Here’s another innovative application of commodity hardware and innovative software to the high-scale storage problem. MaxiScale focuses on 1) scalable storage, 2) distributed namespace, and 3) commodity hardware.
Today’s announcement: http://www.maxiscale.com/news/newsrelease/092109.
They sell software designed to run on commodity servers with direct attached storage. They run N-way redundancy with a default of 3-way across storage servers to be able to survive disk and server failure. The storage can be accessed via HTTP or via Linux or Windows (2003 and XP) file system calls. The later approach requires a kernel installed device driver and uses a proprietary protocol to communicate back with the filer cluster but has the advantage of directly support local O/S read/write operations. MaxiScale architectural block diagram:
Overall I like the approach of using commodity systems with direct attached storage as the building block for very high scale storage clusters but that is hardly unique. Many companies have head down this path and, generally, it’s the right approach. What caught my interest when I spoke to the MaxiScale team last week was: 1) distributed metadata, 2) MapReduce support, and 3) small file support. Let’s look at each of these major features:
File systems need to maintain a namespace. We need to maintain the directory hierarchy and we need to know where to find the storage blocks that make up the file. In addition, other attributes and security may need to be stored depending upon the implemented file system semantics. This metadata is often stored in large key/value store. The metadata requires at least some synchronization since, for example, you don’t want to create two different objects of the same name at roughly the same time. At high scale, storage servers will be joining and leaving the cluster all the time, so having a central metadata service is a easy approach to the problem. But, as easy as it is to implement a central metadata systems, they bring scaling limits. Eventually the metadata gets too hot and needs to be partitioned. In fairness, it’s amazing how far central metadata can be scaled but eventually hot spots develop and it needs to be partitioned. For example, Google GFS just went down this path: GFS: Evolution on Fast-forward. Partitioning metadata is a fairly well understood problem. What makes it a bit of a challenge is making the metadata system adaptive and able to re-partition when hot spots develop.
MaxiScale took an interesting approach to scaling the metadata. They distributed the metadata servers over the same servers that store the data rather than implement a cluster of dedicated metadata servers. They do this by hashing on the parent directory to find what they call a Peer Set and then, in that particular Peer Set, they look up the object name in the metadata store, find the file block location, and then apply the operation to the blocks in that same Peer Set.
Distributing the metadata over the same Peer Set as the stored data means that each peer set is independent and self-describing. The downside of having a fixed hash over the peer sets is that it’s difficult to cool down an excessively hot peer set by moving objects since the hash is known by all clients.

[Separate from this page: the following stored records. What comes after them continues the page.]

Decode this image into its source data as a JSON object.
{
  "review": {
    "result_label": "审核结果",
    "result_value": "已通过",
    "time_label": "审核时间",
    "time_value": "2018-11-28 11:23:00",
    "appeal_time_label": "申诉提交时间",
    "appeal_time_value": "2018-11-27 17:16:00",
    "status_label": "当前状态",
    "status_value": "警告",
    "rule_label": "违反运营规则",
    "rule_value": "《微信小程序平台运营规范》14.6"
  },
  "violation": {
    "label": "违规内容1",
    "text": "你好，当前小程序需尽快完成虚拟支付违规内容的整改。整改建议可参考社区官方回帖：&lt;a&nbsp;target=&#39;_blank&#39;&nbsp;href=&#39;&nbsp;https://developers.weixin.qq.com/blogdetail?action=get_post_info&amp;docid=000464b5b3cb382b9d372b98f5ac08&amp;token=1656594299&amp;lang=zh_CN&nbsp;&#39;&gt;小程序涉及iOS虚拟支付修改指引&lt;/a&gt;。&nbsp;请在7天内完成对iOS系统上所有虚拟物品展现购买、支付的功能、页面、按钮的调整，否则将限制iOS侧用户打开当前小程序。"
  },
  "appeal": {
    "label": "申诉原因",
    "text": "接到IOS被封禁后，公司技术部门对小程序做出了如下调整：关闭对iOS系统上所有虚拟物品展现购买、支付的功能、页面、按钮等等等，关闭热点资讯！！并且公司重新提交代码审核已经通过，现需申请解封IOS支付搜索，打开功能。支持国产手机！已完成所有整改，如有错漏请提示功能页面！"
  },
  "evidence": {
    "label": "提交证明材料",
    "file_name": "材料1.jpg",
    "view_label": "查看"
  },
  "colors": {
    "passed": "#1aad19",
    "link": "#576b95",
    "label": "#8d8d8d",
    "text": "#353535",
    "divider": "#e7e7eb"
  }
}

I love the MaxiScale approach to multi-server administration. They need to provide customers the ability to easily maintain multi-server clusters. They could have implemented a separate control plane to manage the all the servers that make up the cluster but, instead, they just use Hadoop and run MapReduce jobs.
All administrative operations are written as simple MapReduce jobs which certainly made the implementation task easier but it’s also a nice, extensible interface to allow customers to write custom administrative operations. And, since MapReduce is available over the cluster, its super easy to write data mining and data analysis jobs. Supporting MapReduce over the storage system is a nice extension of normal filer semantics.
Small File Support
The standard file system access model is to probe the metadata to get the block list and then access the blocks to perform the file operation. In the common case, this will require two I/Os which is fine for large files but the two I/Os can be expensive for small file access. And, since most filers use fixed size blocks and, for efficiency these block size tend to be larger than the average small file, some space is wasted. The common approach to this two problems is to pull small files “up” and rather than store the list of storage blocks in the file metadata, just store the small file. This works fine for small files and avoids both the block fragmentation and the multiple I/O problem on small files. This is what MaxiScale has done as well and they claim single I/O for any small file stored in the system.
More data on the MaxiScale filer: Small Files, Big Headaches: Ensuring Peak Performance
I love solutions based upon low-cost, commodity H/W and application maintained redundancy and what MaxiScale is doing has many of the features I would like to see in a remote filer.